Here is an example of one of the lower calculations:
Since day one we had plans to move to an alternative/modern approach, but we end up winning so many contract with this full audit trail approach (the clients end up saving costs on auditing)
The clients we work with (and their service providers) are intimately familiar Excel interfaces, and openly prefer these results to other dashboards and online hosted platforms
The clients owns the full calculation chain, if our paths diverge they can easily rebuild their models on any platform they like (ease of mind for both parties)
All SQL queries and data sources that goes into preforming the calculations are also stored as tables, creating a type of historical archive of everything that goes into calculating the results, which will still be accessible in 10/20 years time without hosting anything
Without looking at the context, I believe you should be able to replace this particular block with get(i_cu_period_som,t,0.0), which will behave better anyway since it isn’t based on a try/catch. Try/catch isn’t something you should need to use very often in pure Julia.

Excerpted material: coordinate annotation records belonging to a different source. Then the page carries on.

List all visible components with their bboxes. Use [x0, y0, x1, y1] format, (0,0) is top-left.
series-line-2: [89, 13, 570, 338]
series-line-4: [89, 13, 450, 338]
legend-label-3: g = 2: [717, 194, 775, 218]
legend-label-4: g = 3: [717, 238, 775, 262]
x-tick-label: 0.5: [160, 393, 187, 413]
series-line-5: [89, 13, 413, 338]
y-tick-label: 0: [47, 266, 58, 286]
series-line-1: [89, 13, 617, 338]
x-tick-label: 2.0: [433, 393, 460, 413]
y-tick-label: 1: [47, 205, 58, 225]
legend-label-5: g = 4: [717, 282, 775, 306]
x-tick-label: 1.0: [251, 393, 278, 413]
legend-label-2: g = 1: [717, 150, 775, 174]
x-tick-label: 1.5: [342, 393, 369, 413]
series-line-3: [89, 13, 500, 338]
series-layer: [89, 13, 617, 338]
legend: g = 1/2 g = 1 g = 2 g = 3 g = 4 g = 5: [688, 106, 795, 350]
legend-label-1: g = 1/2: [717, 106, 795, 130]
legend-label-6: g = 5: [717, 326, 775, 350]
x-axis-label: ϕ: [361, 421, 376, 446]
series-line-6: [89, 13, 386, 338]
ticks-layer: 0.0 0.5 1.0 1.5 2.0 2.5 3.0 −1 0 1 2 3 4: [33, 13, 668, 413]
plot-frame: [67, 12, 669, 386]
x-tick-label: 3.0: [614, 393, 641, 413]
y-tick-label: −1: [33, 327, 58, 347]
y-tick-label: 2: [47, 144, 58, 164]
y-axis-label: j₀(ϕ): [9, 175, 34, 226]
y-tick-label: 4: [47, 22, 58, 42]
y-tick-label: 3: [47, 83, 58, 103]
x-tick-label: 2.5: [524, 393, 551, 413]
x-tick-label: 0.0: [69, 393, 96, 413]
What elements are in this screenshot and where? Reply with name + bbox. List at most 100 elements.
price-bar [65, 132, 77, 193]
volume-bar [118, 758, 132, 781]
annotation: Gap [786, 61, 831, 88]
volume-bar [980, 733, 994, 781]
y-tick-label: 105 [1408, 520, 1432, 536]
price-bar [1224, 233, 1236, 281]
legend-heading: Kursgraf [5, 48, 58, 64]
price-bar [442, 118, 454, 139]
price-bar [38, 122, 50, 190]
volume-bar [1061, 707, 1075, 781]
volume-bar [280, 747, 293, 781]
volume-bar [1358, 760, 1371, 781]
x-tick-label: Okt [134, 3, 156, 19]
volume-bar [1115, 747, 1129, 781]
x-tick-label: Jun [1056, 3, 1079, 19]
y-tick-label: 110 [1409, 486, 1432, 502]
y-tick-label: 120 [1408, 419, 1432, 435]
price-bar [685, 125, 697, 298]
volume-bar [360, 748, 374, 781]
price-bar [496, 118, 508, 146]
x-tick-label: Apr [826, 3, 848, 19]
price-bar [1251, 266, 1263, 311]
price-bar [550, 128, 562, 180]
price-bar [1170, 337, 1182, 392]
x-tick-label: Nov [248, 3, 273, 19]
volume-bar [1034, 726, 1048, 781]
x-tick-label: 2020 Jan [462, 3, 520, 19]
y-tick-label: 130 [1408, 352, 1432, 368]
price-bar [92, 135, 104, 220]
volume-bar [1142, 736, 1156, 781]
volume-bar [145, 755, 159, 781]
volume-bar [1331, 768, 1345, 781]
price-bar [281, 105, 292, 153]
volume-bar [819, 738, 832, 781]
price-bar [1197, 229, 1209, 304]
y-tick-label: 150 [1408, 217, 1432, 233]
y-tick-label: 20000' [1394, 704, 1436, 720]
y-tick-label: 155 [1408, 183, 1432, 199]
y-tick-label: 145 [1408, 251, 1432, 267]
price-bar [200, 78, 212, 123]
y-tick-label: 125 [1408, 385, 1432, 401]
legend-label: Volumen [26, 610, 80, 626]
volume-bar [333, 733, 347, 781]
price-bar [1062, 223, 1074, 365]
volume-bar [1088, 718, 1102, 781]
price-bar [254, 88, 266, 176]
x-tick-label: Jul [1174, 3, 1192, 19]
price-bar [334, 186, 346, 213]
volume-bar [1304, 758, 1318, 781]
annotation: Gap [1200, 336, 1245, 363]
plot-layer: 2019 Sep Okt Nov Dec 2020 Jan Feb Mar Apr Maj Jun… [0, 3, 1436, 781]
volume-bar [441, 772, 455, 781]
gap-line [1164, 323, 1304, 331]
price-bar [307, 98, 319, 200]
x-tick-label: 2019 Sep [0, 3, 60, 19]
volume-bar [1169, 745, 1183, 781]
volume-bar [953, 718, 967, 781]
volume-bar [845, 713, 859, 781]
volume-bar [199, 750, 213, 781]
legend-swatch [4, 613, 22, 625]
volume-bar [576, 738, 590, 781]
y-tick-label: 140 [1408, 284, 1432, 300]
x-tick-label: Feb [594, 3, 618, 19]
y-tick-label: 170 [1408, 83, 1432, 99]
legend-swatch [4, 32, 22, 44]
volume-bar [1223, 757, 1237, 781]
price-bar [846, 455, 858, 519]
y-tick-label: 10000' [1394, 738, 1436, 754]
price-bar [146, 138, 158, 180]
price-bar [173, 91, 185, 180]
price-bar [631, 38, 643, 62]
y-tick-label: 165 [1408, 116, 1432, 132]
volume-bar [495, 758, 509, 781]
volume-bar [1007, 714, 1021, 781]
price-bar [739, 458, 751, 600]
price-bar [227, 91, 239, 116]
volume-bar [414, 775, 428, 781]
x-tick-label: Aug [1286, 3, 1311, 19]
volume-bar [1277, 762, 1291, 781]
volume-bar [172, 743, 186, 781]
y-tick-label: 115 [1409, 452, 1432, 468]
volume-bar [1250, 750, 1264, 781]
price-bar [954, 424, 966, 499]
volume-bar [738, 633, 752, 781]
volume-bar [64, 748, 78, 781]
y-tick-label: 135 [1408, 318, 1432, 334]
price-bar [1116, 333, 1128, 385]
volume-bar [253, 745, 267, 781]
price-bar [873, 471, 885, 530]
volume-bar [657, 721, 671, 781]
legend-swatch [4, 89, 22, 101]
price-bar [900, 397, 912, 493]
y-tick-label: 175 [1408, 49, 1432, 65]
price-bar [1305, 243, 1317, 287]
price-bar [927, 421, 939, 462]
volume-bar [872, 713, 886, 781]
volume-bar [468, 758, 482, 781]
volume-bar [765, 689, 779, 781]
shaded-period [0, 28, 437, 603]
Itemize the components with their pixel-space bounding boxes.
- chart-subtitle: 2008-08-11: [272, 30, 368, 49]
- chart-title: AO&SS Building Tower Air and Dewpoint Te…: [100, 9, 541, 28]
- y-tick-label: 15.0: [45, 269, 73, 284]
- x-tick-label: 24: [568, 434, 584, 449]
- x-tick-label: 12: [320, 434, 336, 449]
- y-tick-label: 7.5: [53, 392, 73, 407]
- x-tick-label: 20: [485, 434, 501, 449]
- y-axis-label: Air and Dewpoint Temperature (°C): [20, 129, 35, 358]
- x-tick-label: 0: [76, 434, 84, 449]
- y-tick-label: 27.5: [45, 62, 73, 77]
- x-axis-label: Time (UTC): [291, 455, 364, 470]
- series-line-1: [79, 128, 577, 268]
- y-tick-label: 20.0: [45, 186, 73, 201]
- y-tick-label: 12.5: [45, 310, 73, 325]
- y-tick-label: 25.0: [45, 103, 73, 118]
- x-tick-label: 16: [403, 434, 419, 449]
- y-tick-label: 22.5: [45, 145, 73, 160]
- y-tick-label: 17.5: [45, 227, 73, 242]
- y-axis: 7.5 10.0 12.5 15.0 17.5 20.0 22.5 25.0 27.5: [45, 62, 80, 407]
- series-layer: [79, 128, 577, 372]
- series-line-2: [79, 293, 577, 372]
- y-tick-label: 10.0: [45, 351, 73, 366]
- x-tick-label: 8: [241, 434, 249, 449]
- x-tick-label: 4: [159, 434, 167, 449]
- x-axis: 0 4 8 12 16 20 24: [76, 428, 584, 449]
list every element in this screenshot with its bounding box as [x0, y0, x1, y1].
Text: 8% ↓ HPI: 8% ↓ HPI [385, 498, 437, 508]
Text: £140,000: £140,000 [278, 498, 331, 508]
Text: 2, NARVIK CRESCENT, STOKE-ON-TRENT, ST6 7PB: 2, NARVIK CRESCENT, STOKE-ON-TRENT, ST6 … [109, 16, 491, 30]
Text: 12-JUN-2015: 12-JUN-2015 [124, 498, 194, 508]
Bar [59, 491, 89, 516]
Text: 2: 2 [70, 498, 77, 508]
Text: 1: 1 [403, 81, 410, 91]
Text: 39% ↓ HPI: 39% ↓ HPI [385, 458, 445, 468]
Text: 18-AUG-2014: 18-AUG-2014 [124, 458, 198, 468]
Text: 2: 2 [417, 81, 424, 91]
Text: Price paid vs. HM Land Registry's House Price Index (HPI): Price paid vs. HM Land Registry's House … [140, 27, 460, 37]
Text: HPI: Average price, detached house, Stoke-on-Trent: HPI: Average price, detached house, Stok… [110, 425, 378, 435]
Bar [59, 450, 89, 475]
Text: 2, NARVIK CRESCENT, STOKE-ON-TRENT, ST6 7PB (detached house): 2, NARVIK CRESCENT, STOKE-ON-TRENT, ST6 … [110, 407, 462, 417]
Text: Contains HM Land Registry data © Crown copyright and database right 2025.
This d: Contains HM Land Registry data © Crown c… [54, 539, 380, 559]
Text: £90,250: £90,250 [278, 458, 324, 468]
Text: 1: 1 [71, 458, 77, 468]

I’ll echo what you and others have suggested, the compiler will likely perform better if you can divide your code into functions. We can’t promise this up-front, but others have looked at your code and seen that it likely suffers from poor type inference. Proper use of functions can greatly improve this, resulting in faster compilation and execution. This is on top of any benefit from avoiding repeated compilation on repeated code.
Thanks @jules the try/catch BoundsError and the [... for t in T] are currently temporary fixes. Would the try/catch contribute to better compile time? f yes, then I’ll fix that now, if no, then I’m going to finish up with the function-splitting.
I changed my tuple return to a Dict, it doesn’t make a compile difference (or runtime difference), but I am still going to keep it a Dict as suggested
Unfortunately the Vector(undef, length(T)) cannot easily be generated as something type stable (but taking a good look is on my todo list). Those vectors gets filled with a generated pattern. That pattern comes from the input and can be something silly like ["A", 1+1im, 1.0, 1, true][ceil(Int, 5rand())]
How much of this will contribute to compiler inefficiency v.s. runtime inefficiency?